I first met Steven when he was attorney for the Douglas County School Board. In addition to being Tahoe Township Justice of the Peace, he also served as Douglas County District Attorney.
Shirley of Dayton wrote us a letter saying that on Oct. 21, she pulled onto Highway 50 behind a Nevada Department of Transportation truck with a dead horse in the back.
"I know that has to be one of the hardest jobs to do and I feel for the guys that have to do it," she wrote. "However, I feel a little discretion on their part was called for, as the horse wasn't all the way in the truck and its head was hanging over the tail gate. As an adult I could handle this, but I hate to think what a child must think if they had to see it."
Shirley believes there should be dignity in death for animals as well as humans.
I don't disagree, but seeing a dead horse in the back of a pickup is one way to remind us motorists that there are things besides other drivers to look out for on the roads.
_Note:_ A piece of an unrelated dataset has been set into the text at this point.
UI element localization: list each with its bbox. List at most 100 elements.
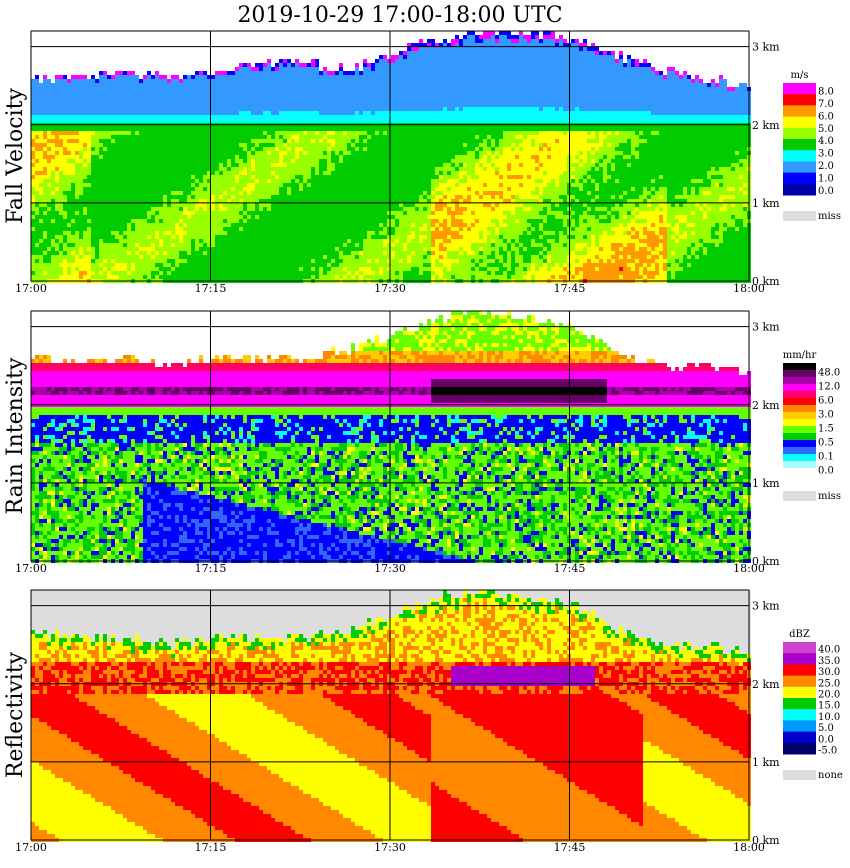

The most dangerous large mammal in North America is not the polar bear or the cougar. It is that ubiquitous herbivore, the deer.
When Don Minnifie was still alive and living in Genoa, he dragged a dead dear over to the 25 mph sign sitting along Jacks Valley Road and tried to get me to take a picture of it.
Much as I was sympathetic with his cause, I was working at The Record-Courier and I knew we wouldn't run the photo if the deer had actually been hit and landed next to the speed limit sign all on its own.
The biggest dead thing I've ever seen taken off the road was a bear. An NDOT crew in Gardnerville invited me over to inspect the beast, which had been killed in an accident that totaled the vehicle involved.
I gave them my film after I failed to sell Sheila Gardner, my editor at the time, on running a picture.
I didn't disagree with her decision, but I understand why the guys wanted me to take pictures of the bear.
It doesn't get any easier for the people who have to clean up the roads to deal with the death and destruction. Displaying the carcass is a way for them to take action toward preventing future deaths, both of people and animals.
And a dead horse takes up a lot of room in the back of a pickup.